7. The excerpt from Du Pont’s book lays out the basis for thinking that love is subjective and as an implication thinking that many things about love will be ineffable, as though the excerpt is support for those ideas, as though it is an argument. But it is not much of an argument. It is instead only articulating a common assumption in Western (and in some other traditions) abstract or philosophical thinking. How shall we argue for the claim that that assumption is true? This turns out to be quite difficult. . . . [the main arguments for it are circular, using the assumption to explain how e.g. perception works in such a way that it supports the claim.] There are other problems with the assumption as well. The assumption gives rise to many of the standard problems in philosophy (how can we know the contents of another person’s mind? can perceptions yield certain knowledge of the outside world? how can language succeed in conveying live ideas by way of dead sounds or marks? what is the relationship between body and mind?) but if those problems are pseudoproblems or if their legitimacy is questioned, then the assumption becomes questionable too. If the assumption is true, then not only love but everything else as well is subjective, but then the word seems to lose its ability to mark a contrast with things which are not subjective, and with that loss is a loss of ability for the term to make sense. Further, if the assumption is true, then it becomes impossible to distinguish between thinking you are in love and being in love–that is, it is impossible to be wrong about whether you are in love.

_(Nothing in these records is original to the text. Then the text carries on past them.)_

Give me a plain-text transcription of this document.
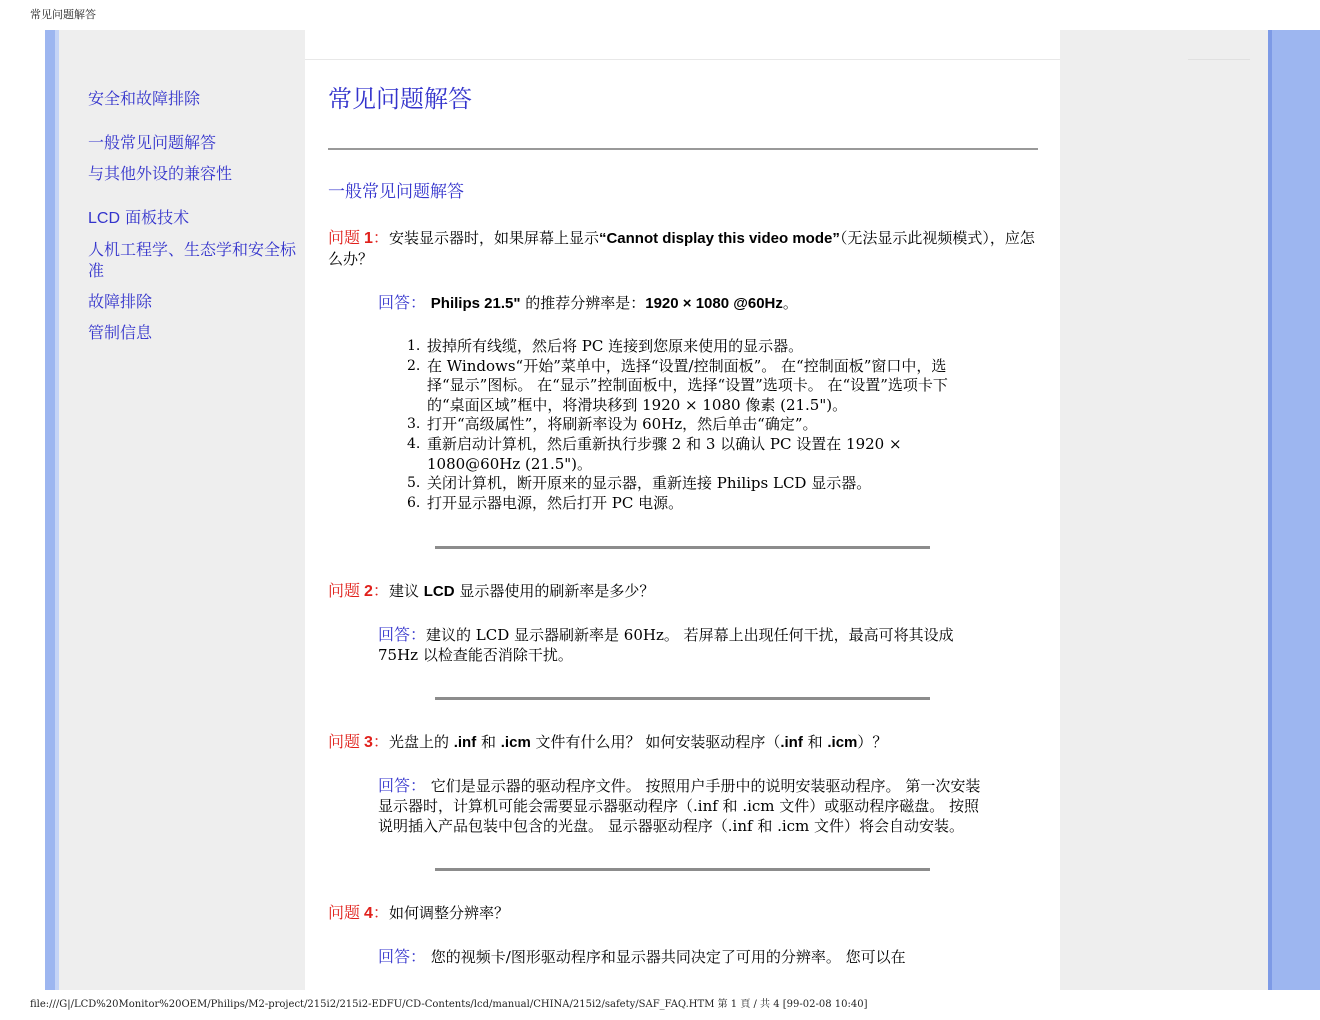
常见问题解答
安全和故障排除
一般常见问题解答
与其他外设的兼容性
LCD 面板技术
人机工程学、生态学和安全标准
故障排除
管制信息
常见问题解答
一般常见问题解答
问题 1：安装显示器时，如果屏幕上显示“Cannot display this video mode”（无法显示此视频模式），应怎么办？
回答： Philips 21.5" 的推荐分辨率是：1920 × 1080 @60Hz。
拔掉所有线缆，然后将 PC 连接到您原来使用的显示器。
在 Windows“开始”菜单中，选择“设置/控制面板”。 在“控制面板”窗口中，选择“显示”图标。 在“显示”控制面板中，选择“设置”选项卡。 在“设置”选项卡下的“桌面区域”框中，将滑块移到 1920 × 1080 像素 (21.5")。
打开“高级属性”，将刷新率设为 60Hz，然后单击“确定”。
重新启动计算机，然后重新执行步骤 2 和 3 以确认 PC 设置在 1920 × 1080@60Hz (21.5")。
关闭计算机，断开原来的显示器，重新连接 Philips LCD 显示器。
打开显示器电源，然后打开 PC 电源。
问题 2：建议 LCD 显示器使用的刷新率是多少？
回答：建议的 LCD 显示器刷新率是 60Hz。 若屏幕上出现任何干扰，最高可将其设成 75Hz 以检查能否消除干扰。
问题 3：光盘上的 .inf 和 .icm 文件有什么用？ 如何安装驱动程序（.inf 和 .icm）？
回答： 它们是显示器的驱动程序文件。 按照用户手册中的说明安装驱动程序。 第一次安装显示器时，计算机可能会需要显示器驱动程序（.inf 和 .icm 文件）或驱动程序磁盘。 按照说明插入产品包装中包含的光盘。 显示器驱动程序（.inf 和 .icm 文件）将会自动安装。
问题 4：如何调整分辨率？
回答： 您的视频卡/图形驱动程序和显示器共同决定了可用的分辨率。 您可以在
file:///G|/LCD%20Monitor%20OEM/Philips/M2-project/215i2/215i2-EDFU/CD-Contents/lcd/manual/CHINA/215i2/safety/SAF_FAQ.HTM 第 1 頁 / 共 4 [99-02-08 10:40]
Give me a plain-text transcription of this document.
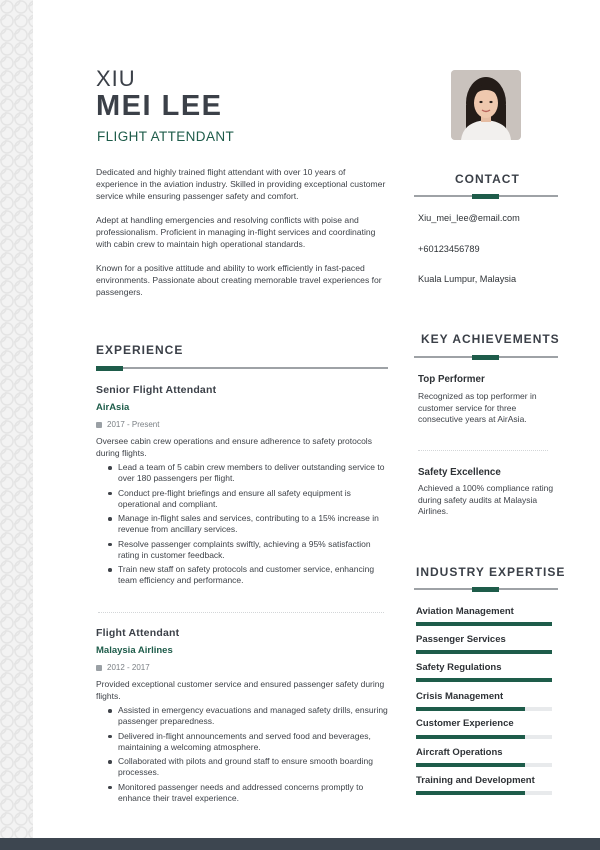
XIU
MEI LEE
FLIGHT ATTENDANT

Dedicated and highly trained flight attendant with over 10 years of experience in the aviation industry. Skilled in providing exceptional customer service while ensuring passenger safety and comfort.

Adept at handling emergencies and resolving conflicts with poise and professionalism. Proficient in managing in-flight services and coordinating with cabin crew to maintain high operational standards.

Known for a positive attitude and ability to work efficiently in fast-paced environments. Passionate about creating memorable travel experiences for passengers.

CONTACT
Xiu_mei_lee@email.com
+60123456789
Kuala Lumpur, Malaysia
KEY ACHIEVEMENTS
Top Performer
Recognized as top performer in customer service for three consecutive years at AirAsia.
Safety Excellence
Achieved a 100% compliance rating during safety audits at Malaysia Airlines.
INDUSTRY EXPERTISE
Aviation Management
Passenger Services
Safety Regulations
Crisis Management
Customer Experience
Aircraft Operations
Training and Development
EXPERIENCE
Senior Flight Attendant
AirAsia
2017 - Present
Oversee cabin crew operations and ensure adherence to safety protocols during flights.
Lead a team of 5 cabin crew members to deliver outstanding service to over 180 passengers per flight.
Conduct pre-flight briefings and ensure all safety equipment is operational and compliant.
Manage in-flight sales and services, contributing to a 15% increase in revenue from ancillary services.
Resolve passenger complaints swiftly, achieving a 95% satisfaction rating in customer feedback.
Train new staff on safety protocols and customer service, enhancing team efficiency and performance.
Flight Attendant
Malaysia Airlines
2012 - 2017
Provided exceptional customer service and ensured passenger safety during flights.
Assisted in emergency evacuations and managed safety drills, ensuring passenger preparedness.
Delivered in-flight announcements and served food and beverages, maintaining a welcoming atmosphere.
Collaborated with pilots and ground staff to ensure smooth boarding processes.
Monitored passenger needs and addressed concerns promptly to enhance their travel experience.
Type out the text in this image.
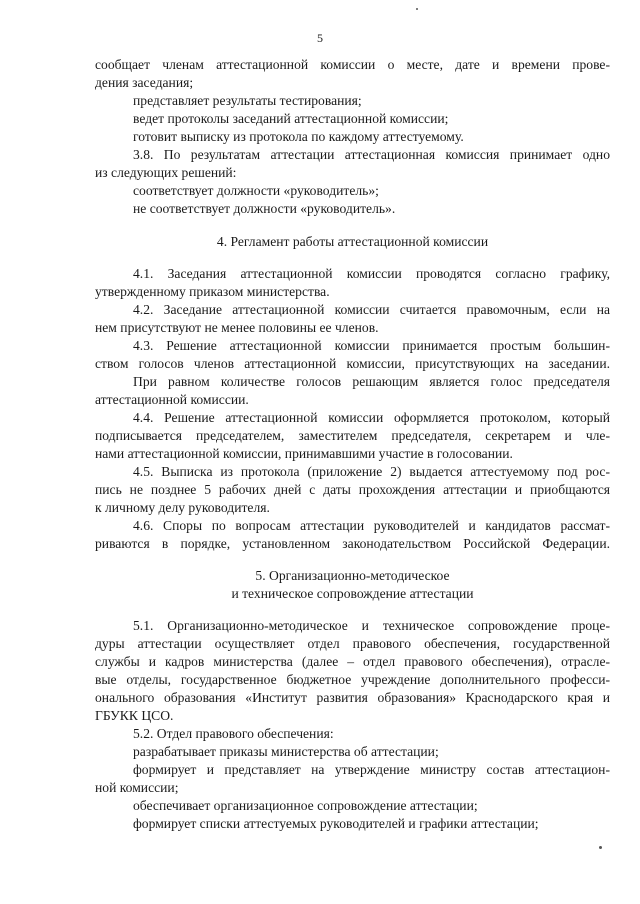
5
сообщает членам аттестационной комиссии о месте, дате и времени прове-
дения заседания;
представляет результаты тестирования;
ведет протоколы заседаний аттестационной комиссии;
готовит выписку из протокола по каждому аттестуемому.
3.8. По результатам аттестации аттестационная комиссия принимает одно
из следующих решений:
соответствует должности «руководитель»;
не соответствует должности «руководитель».
4. Регламент работы аттестационной комиссии
4.1. Заседания аттестационной комиссии проводятся согласно графику,
утвержденному приказом министерства.
4.2. Заседание аттестационной комиссии считается правомочным, если на
нем присутствуют не менее половины ее членов.
4.3. Решение аттестационной комиссии принимается простым большин-
ством голосов членов аттестационной комиссии, присутствующих на заседании.
При равном количестве голосов решающим является голос председателя
аттестационной комиссии.
4.4. Решение аттестационной комиссии оформляется протоколом, который
подписывается председателем, заместителем председателя, секретарем и чле-
нами аттестационной комиссии, принимавшими участие в голосовании.
4.5. Выписка из протокола (приложение 2) выдается аттестуемому под рос-
пись не позднее 5 рабочих дней с даты прохождения аттестации и приобщаются
к личному делу руководителя.
4.6. Споры по вопросам аттестации руководителей и кандидатов рассмат-
риваются в порядке, установленном законодательством Российской Федерации.
5. Организационно-методическое
и техническое сопровождение аттестации
5.1. Организационно-методическое и техническое сопровождение проце-
дуры аттестации осуществляет отдел правового обеспечения, государственной
службы и кадров министерства (далее – отдел правового обеспечения), отрасле-
вые отделы, государственное бюджетное учреждение дополнительного професси-
онального образования «Институт развития образования» Краснодарского края и
ГБУКК ЦСО.
5.2. Отдел правового обеспечения:
разрабатывает приказы министерства об аттестации;
формирует и представляет на утверждение министру состав аттестацион-
ной комиссии;
обеспечивает организационное сопровождение аттестации;
формирует списки аттестуемых руководителей и графики аттестации;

But it’s not impossible, so the claim that love is subjective is mistaken and the assumption is mistaken. Finally, to extend that last objection, if the assumption is true, there is a problem in answering the question, how do we know that we are e.g. in love? since thinking we are in love is the same as being in love. But when we check on how we do know we are in love, it turns out we know by being able to give arguments and reasons to ourselves which can also be given to others, but others then can argue with us and sometimes help us change our minds.